Capricor: Sammelklagen bis 28. September
Veröffentlicht am: 13.08.2026 um 18:25 Uhr | Redaktion boerse-global.de
Nach den massiven Kursverlusten der vergangenen Wochen sieht sich das Biotechnologie-Unternehmen Capricor Therapeutics einer wachsenden Zahl von Sammelklagen gegenüber.
Mehrere Anwaltskanzleien rufen Investoren derzeit dazu auf, sich den juristischen Schritten anzuschließen, bevor am 28. September 2026 die Frist für die Ernennung eines Hauptklägers abläuft. Im Zentrum der Vorwürfe stehen mutmaßlich irreführende Angaben zur Entwicklung des Hoffnungsträgers Deramiocel.
Frist für Investoren läuft am 28. September ab
Die rechtlichen Auseinandersetzungen beziehen sich auf den Zeitraum zwischen dem 17. Dezember 2025 und dem 26. Juli 2026. Kanzleien wie Kaplan Fox sowie Bragar Eagel & Squire werfen dem Unternehmen vor, die Aktionäre über den tatsächlichen Stand der Abstimmung mit der US-Gesundheitsbehörde FDA getäuscht zu haben.
Konkret geht es um Änderungen am statistischen Analyseplan (SAP) für das Medikament Deramiocel, die laut Klageschrift nicht vorab mit der Behörde abgestimmt worden waren.
Die Unregelmäßigkeiten wurden am 27. Juli öffentlich, als FDA-Briefing-Unterlagen zeigten, dass die Behörde diese Änderungen als nachträglich („post-hoc“) eingestuft und die Wirksamkeit im Rahmen der HOPE-3-Studie infrage gestellt hatte.
In der Folge brach der Aktienkurs am selben Tag um 64 Prozent auf 7,00 US-Dollar ein. Für Anleger, die während des genannten Zeitraums Anteile erworben haben, rückt nun der Stichtag Ende September in den Fokus, um Ansprüche geltend zu machen.
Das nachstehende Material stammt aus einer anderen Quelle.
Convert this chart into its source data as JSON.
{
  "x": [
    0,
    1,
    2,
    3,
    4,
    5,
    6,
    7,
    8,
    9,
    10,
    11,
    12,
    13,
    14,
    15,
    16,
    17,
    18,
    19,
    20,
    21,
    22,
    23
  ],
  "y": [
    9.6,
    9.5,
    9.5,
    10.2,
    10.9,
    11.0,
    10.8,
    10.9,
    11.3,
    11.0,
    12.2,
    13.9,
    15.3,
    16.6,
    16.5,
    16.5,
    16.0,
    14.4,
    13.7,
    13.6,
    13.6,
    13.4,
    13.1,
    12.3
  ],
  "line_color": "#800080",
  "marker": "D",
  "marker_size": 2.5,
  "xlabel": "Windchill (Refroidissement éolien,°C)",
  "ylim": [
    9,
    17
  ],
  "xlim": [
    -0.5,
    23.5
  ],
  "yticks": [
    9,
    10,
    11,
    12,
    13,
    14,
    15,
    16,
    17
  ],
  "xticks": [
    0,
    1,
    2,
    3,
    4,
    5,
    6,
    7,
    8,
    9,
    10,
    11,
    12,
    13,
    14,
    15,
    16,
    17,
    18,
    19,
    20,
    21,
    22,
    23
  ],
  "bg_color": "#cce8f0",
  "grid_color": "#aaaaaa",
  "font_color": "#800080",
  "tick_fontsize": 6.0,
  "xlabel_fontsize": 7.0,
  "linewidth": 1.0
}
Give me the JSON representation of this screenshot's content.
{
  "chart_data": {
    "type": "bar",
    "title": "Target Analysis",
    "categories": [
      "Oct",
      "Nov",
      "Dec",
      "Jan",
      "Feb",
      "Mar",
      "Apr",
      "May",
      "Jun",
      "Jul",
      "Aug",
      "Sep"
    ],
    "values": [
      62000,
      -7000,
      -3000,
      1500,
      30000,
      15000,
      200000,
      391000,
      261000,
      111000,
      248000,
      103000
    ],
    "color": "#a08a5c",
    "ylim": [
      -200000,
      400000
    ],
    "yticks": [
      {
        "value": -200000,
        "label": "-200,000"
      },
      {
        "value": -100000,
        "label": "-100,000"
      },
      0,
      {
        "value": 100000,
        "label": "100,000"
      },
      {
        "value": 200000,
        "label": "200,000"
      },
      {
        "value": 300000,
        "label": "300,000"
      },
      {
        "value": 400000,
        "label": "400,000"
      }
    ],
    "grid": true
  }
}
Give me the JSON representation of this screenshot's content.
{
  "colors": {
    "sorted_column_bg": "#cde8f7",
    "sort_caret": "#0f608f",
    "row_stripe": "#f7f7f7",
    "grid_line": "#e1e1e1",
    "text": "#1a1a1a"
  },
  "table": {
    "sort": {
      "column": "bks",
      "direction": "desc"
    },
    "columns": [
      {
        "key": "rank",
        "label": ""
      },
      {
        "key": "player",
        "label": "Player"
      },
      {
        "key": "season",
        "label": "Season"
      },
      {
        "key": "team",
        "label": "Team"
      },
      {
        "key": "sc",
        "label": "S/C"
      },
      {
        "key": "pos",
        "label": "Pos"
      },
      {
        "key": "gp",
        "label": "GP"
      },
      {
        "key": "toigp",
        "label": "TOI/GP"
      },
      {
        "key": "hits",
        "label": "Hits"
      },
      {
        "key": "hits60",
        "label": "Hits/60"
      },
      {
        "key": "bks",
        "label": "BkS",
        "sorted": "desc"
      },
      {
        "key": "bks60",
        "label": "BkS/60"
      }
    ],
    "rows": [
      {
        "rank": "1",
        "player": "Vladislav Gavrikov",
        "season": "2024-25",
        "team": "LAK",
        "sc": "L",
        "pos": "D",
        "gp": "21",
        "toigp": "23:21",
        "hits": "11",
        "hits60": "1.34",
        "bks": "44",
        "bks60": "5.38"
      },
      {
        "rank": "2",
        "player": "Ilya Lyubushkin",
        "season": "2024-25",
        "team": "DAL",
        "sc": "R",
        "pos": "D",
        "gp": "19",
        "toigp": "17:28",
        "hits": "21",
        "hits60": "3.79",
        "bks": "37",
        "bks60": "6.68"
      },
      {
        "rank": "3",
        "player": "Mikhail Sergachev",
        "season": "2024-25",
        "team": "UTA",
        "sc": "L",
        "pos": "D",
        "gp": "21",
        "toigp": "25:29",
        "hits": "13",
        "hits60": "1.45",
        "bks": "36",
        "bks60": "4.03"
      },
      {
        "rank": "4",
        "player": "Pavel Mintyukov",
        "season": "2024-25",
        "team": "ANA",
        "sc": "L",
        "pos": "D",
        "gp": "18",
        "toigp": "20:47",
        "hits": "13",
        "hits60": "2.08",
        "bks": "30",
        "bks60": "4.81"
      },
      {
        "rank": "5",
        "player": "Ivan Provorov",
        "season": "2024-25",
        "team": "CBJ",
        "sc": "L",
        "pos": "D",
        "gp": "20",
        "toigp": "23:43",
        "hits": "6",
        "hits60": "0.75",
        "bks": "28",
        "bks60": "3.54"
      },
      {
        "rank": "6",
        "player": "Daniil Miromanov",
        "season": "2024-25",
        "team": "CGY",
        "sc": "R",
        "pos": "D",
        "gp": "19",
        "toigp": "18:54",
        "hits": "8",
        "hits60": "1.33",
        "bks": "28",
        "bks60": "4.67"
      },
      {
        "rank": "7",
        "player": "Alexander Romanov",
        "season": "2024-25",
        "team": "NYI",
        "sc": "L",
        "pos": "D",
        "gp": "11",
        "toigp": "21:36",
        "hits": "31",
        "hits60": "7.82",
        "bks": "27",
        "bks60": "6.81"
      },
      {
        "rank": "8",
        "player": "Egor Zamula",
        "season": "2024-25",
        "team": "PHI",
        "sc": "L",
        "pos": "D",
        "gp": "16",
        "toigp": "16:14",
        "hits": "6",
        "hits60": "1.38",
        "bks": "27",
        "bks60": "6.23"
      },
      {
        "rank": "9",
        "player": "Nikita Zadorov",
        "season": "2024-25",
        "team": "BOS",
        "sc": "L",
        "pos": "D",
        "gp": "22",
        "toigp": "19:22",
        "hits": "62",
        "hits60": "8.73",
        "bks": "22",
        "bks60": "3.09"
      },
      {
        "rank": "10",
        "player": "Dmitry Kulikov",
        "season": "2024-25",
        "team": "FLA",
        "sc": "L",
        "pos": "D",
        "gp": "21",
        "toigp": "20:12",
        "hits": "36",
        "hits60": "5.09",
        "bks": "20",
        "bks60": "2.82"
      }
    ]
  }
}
Regulatorische Rückschläge belasten Aktienkurs
Die Situation für das Unternehmen verschärfte sich kurz nach Veröffentlichung der FDA-Dokumente weiter. Ein Beratungsausschuss der Behörde stimmte Ende Juli mit einer deutlichen Mehrheit von 9 zu 3 Stimmen gegen die Wirksamkeit des Präparats. Dieser negative Bescheid wog besonders schwer, da die Aktie noch im Dezember 2025 nach der Präsentation positiver Daten um 370 Prozent gestiegen war.
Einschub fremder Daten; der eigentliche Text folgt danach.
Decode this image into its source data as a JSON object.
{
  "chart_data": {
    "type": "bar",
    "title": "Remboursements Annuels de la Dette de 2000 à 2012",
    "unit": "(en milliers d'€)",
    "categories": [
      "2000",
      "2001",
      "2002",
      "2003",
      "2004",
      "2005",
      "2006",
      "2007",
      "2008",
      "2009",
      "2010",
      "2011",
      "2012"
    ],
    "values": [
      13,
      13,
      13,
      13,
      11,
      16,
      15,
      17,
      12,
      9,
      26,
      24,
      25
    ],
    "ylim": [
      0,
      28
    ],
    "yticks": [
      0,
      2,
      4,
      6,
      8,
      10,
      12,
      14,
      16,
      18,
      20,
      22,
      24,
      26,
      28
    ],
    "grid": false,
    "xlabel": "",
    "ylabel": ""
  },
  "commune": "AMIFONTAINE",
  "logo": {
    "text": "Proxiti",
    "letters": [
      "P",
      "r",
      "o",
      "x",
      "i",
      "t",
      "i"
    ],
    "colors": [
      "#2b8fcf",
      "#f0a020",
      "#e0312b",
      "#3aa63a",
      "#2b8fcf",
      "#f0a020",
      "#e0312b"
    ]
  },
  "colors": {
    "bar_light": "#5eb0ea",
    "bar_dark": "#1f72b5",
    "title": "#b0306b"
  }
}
Die Kläger werfen dem Management nun vor, die Risiken einer Ablehnung und den tatsächlichen Status der regulatorischen Gespräche verschleiert zu haben.
An der Börse hat das Vertrauen der Anleger durch diese Ereignisse massiven Schaden genommen. Der aktuelle Kurs von 3,78 € spiegelt die Skepsis des Marktes wider; seit Jahresbeginn verzeichnet das Papier ein Minus von 85 %. Damit notiert der Wert derzeit 88 % unter seinem 52-Wochen-Hoch von 32,50 €, das noch im April erreicht wurde.
Während das Unternehmen weiterhin an Präsentationen für Investorenkonferenzen arbeitet und die Phase-3-Daten von HOPE-3 verteidigt, bleibt die juristische Aufarbeitung der SAP-Änderungen das bestimmende Thema für die kurzfristige Entwicklung. Die Marktkapitalisierung beläuft sich nach den jüngsten Abverkäufen auf umgerechnet 197,12 Millionen €.